The federal government remains the big impediment to this budding industry’s growth. The U.S. Drug Enforcement Administration still classifies cannabis as a so-called Schedule 1 drug, along with heroin, LSD, and other nasty stuff the DEA says has no currently accepted medical use and a high potential for abuse.

More and more consumers and entrepreneurs beg to disagree. The ArcView Group, which tracks the legal cannabis industry, estimates the U.S. market will have $11 billion in sales this year, which will more than double to $23 billion-plus by 2023.

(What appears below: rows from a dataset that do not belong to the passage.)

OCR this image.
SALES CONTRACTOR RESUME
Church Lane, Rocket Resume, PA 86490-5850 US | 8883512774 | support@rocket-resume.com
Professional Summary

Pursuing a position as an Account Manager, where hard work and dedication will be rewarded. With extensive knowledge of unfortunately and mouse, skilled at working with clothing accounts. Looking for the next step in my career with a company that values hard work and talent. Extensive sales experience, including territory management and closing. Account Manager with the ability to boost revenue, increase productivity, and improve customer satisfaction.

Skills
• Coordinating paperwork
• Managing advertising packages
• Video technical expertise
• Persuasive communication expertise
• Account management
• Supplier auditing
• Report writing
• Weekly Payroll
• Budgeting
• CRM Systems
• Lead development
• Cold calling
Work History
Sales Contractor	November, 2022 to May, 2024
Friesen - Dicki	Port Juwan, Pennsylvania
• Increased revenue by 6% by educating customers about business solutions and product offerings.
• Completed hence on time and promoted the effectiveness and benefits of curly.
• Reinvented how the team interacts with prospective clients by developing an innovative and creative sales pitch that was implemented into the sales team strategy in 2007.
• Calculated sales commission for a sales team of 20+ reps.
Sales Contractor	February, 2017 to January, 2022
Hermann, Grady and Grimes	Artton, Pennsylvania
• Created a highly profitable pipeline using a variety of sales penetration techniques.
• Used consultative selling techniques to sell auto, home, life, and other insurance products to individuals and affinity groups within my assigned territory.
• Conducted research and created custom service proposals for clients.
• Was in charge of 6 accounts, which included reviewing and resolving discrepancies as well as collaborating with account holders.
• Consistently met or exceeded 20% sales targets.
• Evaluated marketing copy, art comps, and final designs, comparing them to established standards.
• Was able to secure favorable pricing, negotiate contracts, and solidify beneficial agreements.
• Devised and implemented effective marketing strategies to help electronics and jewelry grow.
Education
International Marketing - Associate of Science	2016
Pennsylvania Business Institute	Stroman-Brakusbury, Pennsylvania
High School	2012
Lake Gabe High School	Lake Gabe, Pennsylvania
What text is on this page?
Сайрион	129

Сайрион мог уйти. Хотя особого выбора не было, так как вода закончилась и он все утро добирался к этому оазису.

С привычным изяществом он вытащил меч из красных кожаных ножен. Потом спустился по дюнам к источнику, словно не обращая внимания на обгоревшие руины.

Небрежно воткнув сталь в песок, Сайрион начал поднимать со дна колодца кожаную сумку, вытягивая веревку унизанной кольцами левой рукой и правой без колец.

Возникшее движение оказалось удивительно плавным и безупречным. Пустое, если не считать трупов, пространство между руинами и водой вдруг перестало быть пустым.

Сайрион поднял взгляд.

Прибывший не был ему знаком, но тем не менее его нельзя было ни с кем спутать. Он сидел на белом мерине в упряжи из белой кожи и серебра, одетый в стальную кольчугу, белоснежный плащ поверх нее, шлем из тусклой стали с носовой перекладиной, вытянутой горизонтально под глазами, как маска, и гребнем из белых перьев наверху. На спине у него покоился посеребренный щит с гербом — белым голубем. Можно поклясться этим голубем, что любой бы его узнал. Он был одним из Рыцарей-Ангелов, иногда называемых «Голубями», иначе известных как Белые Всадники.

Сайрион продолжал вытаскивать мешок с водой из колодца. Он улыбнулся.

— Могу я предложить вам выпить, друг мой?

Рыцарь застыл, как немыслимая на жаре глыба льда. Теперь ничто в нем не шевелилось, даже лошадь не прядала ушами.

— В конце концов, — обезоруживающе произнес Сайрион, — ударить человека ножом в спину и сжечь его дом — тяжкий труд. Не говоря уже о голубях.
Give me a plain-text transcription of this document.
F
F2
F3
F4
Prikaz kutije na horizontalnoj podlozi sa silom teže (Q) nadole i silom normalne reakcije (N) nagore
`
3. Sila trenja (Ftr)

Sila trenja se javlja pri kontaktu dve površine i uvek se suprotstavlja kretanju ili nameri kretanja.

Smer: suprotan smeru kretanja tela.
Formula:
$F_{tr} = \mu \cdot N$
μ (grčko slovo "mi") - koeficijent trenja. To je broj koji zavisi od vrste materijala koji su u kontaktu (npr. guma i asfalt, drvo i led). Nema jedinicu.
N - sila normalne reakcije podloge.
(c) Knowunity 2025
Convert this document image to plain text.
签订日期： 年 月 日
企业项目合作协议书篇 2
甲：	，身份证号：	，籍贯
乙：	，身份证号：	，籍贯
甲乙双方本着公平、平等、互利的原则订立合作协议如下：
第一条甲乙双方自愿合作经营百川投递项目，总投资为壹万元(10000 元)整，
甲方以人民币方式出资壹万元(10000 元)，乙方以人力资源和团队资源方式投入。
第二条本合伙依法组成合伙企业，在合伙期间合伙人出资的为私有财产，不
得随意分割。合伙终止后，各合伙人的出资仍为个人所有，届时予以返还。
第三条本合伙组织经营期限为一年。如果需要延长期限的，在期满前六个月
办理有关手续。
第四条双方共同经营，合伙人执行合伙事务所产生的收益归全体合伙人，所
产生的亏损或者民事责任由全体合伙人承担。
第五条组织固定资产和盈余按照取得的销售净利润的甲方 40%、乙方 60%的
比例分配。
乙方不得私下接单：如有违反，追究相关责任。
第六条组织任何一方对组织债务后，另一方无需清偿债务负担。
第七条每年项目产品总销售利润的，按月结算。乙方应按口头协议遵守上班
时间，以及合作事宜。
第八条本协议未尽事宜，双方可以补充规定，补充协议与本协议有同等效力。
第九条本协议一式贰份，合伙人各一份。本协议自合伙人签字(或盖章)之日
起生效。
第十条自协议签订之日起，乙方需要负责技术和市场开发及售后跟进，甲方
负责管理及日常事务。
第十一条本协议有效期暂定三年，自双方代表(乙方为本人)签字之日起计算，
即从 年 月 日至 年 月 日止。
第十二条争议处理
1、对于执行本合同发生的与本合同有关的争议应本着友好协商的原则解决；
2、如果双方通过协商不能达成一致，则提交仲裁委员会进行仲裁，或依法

Yet banks and payment processors mostly shun cannabis companies because of the federal ban, making the industry heavily cash-dependent—with all of the attendant downsides. The U.S. Treasury Department’s Financial Crimes Enforcement Network (FinCEN), however, says 411 depository institutions actively served the industry in states where marijuana is legal as of March, up 13% from 365 a year earlier.

But some observers question FinCEN’s figures. They note that while specialty payment processors and a handful of financial institutions openly serve the legal industry, many banks either discreetly serve just a few cannabis providers or cut them off after discovering that they had unwittingly booked a marijuana business.

The real solution to the dilemma remains an act of Congress that legalizes cannabis on the federal level, opening the door to full-service payment and banking services.